All of us have pre-conceived notions about what we like and don’t like. A question I am regularly asked at my seminars is: ‘What should I do if I’m served something I don’t like? Do I have to eat it?’
Etiquette dictates you must at least taste all the food served to you. To do otherwise would be rude, particularly if you are a guest at someone else’s table. Don’t insult your host further by saying you don’t like it or by drawing attention to the situation. Keep an open mind and try bites of all foods served to you. Unless the food item is against your religion, you are allergic to it or it’s poisonous, try it; you may like it!
It is said that children develop their eating habits for life before the age of seven. If you are a parent, get beyond your own food preferences. Encourage your children to try new and different foods.

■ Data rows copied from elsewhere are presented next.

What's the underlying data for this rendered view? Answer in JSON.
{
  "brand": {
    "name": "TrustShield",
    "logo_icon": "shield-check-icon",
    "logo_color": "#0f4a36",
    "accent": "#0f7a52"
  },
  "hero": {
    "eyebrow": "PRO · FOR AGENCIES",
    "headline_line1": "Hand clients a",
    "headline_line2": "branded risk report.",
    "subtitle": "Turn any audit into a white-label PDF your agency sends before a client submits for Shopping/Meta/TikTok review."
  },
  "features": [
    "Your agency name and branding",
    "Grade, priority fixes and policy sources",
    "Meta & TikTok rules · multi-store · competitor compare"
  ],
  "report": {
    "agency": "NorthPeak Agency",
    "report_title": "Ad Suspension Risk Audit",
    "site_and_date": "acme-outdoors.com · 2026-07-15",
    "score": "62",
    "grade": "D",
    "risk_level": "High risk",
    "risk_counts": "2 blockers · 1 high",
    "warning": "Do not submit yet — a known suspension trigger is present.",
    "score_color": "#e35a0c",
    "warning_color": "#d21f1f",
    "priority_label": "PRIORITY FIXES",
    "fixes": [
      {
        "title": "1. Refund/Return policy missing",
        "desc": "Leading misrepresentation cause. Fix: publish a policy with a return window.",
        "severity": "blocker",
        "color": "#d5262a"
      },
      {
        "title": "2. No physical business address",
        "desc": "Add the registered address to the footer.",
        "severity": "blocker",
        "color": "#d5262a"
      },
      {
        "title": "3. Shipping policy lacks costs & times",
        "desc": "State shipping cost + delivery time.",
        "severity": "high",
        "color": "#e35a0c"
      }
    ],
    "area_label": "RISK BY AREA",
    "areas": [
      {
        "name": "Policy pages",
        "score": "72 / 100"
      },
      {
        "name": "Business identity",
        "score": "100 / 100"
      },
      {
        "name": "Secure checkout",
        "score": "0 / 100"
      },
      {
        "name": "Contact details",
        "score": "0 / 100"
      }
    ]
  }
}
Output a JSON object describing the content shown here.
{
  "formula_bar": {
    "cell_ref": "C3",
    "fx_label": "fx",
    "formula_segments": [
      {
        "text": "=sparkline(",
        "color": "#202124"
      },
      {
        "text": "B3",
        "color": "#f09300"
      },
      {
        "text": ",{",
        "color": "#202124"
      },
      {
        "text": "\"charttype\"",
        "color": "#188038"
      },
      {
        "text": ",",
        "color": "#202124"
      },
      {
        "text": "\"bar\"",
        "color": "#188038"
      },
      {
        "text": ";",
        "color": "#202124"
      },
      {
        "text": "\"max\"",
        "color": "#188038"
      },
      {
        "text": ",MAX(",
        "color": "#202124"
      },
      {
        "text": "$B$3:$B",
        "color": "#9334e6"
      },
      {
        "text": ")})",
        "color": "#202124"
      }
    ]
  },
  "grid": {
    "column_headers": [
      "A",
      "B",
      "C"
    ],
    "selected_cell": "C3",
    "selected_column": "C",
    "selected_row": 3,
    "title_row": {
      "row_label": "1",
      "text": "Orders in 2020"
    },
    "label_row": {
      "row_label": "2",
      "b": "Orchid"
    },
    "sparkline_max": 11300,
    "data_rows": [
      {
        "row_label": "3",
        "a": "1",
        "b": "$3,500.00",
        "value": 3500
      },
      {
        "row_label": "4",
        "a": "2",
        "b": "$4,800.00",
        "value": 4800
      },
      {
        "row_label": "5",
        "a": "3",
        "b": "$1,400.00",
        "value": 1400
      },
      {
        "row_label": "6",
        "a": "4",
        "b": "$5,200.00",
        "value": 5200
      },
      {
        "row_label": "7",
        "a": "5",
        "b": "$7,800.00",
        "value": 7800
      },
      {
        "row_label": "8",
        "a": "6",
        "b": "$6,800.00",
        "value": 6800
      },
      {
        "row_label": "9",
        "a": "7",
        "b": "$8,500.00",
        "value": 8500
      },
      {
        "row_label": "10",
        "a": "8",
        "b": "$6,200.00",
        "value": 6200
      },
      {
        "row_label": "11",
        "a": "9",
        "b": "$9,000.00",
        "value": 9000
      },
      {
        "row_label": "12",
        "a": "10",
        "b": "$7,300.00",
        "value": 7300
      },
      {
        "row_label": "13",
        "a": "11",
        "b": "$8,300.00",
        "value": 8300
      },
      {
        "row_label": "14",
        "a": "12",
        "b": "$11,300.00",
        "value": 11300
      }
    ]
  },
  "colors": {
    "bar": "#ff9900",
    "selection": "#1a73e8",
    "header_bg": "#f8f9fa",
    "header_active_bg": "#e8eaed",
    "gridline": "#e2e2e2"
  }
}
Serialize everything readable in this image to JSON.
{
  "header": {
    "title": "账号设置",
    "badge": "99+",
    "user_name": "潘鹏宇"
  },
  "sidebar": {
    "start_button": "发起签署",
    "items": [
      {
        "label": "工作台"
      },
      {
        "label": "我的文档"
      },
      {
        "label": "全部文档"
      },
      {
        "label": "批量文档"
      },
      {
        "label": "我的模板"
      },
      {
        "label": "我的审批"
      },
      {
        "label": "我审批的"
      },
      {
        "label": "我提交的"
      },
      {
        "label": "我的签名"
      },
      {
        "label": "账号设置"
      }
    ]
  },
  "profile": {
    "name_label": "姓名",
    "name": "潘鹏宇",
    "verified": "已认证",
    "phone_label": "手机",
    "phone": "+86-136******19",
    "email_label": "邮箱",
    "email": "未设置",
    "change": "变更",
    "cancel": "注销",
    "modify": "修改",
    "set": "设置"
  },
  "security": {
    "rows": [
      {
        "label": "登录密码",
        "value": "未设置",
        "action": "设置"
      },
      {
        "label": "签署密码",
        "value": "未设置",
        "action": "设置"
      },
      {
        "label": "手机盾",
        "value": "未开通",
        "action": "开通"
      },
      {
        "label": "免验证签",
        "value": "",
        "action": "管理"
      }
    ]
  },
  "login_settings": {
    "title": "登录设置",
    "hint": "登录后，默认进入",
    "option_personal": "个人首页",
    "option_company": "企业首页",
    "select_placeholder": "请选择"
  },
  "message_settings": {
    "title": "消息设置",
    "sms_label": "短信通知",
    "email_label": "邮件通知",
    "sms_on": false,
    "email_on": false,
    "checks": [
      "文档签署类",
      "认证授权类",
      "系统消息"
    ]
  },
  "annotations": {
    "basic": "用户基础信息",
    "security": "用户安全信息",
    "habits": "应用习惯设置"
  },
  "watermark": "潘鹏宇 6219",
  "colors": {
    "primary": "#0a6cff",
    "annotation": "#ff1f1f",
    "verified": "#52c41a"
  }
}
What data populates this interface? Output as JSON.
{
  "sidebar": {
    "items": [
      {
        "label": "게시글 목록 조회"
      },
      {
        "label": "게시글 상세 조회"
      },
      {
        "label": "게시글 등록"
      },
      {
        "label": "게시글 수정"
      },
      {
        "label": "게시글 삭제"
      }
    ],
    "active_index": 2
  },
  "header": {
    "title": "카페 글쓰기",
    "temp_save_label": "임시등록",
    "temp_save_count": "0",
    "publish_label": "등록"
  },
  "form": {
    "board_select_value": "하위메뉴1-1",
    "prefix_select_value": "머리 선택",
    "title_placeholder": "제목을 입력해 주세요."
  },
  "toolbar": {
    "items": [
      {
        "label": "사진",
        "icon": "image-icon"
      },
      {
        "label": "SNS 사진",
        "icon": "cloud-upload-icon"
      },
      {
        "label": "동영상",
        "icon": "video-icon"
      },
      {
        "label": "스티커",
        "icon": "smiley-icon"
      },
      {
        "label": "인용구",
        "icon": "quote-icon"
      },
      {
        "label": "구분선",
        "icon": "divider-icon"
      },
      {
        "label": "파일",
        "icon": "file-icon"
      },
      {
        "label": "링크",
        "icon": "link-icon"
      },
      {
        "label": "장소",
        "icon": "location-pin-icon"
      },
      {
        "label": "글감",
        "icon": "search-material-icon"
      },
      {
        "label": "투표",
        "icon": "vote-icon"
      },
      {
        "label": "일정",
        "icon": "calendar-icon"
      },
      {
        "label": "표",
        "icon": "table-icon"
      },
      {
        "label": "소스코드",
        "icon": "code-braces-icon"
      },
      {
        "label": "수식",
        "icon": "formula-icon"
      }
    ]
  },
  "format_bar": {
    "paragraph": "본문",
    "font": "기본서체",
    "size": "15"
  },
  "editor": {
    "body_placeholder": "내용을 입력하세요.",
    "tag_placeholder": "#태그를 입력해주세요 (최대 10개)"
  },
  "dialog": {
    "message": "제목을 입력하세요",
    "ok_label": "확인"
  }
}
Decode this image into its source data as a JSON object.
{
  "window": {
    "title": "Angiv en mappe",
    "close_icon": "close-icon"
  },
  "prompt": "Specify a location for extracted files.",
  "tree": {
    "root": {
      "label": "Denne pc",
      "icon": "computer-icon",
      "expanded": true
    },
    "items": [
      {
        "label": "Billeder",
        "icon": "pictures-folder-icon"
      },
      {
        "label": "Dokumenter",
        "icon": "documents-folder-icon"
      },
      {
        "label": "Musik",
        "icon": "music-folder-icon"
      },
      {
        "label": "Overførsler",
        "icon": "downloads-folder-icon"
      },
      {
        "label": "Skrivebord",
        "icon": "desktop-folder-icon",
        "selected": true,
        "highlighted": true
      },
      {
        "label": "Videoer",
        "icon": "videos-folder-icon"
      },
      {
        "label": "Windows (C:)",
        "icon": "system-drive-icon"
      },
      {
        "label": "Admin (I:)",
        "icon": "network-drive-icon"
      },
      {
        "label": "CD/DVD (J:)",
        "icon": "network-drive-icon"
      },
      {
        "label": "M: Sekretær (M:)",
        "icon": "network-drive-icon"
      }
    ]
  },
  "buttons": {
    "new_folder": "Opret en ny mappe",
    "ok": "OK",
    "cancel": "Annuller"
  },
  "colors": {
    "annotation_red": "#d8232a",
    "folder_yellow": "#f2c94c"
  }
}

Even if at first you must ‘make’ your child taste something, I promise you, over time your child will develop a palate more accepting of new and different foods.
As a bonus, we develop an awareness of the many cultures from which foods originate. And as it becomes easier to travel the world, those who embrace, adapt to and enjoy the cuisines of the world will become the true cosmopolitans of the 21st century.
Besides, when dining with others for business or social reasons, isn’t it always all about whether you like the food and are willing to eat it? “No! Your focus should be on the friendship and rapport you are building with your friends, family or business associates,” says Syndi.
As Indians travelling the globe, there are meals in different cuisines which actually suit the Indian palate. Or a dash of something added makes a difference to most foods anyway.
In Mexican food, the burrito, quesadilla, enchilada or fajita are all similar to our basic paratha or chappati breads rolled up with rice, beans, cheese, tomato and baked. Salsas are like our chutneys and can be added on for additional flavour. The cilantro (coriander as we know it) used in this cuisine makes us happy as wafting in comes India wherever we smell it!
In Italian food, all pastas with sauces like pomodoro — tomato-based, alfredo — cheese, milk and butter-based, pesto — basil (tulsi) based, are tasty to Indians. Dry chilly flakes are always available for the asking in Italian restaurants and when added, seems to take most of us Indians to heaven. Alternatively, ask for or carry your own Tabasco (chilly) sauce.
Falafels from Lebanon are like chickpea vadas; couscous in France is like uppuma; udon noodles in Japan is like thick semiya; Chinese wontons or Malay poppiyas are like samosas; and the list goes on. Nasi goreng in Indonesia is a rice dish which can be ordered vegetarian too and their sambhal is a lovely, red, super-spicy chutney. And, of course, as Syndi says, French ratatouille is delicious for Indians too!
So the next time you travel, be open-minded and adventurous, eat what the locals do and find something on the menu that works for you. Let’s not go looking all over the world for an Indian restaurant which serves poor Indian food at exorbitant prices. Both will end up giving us indigestion!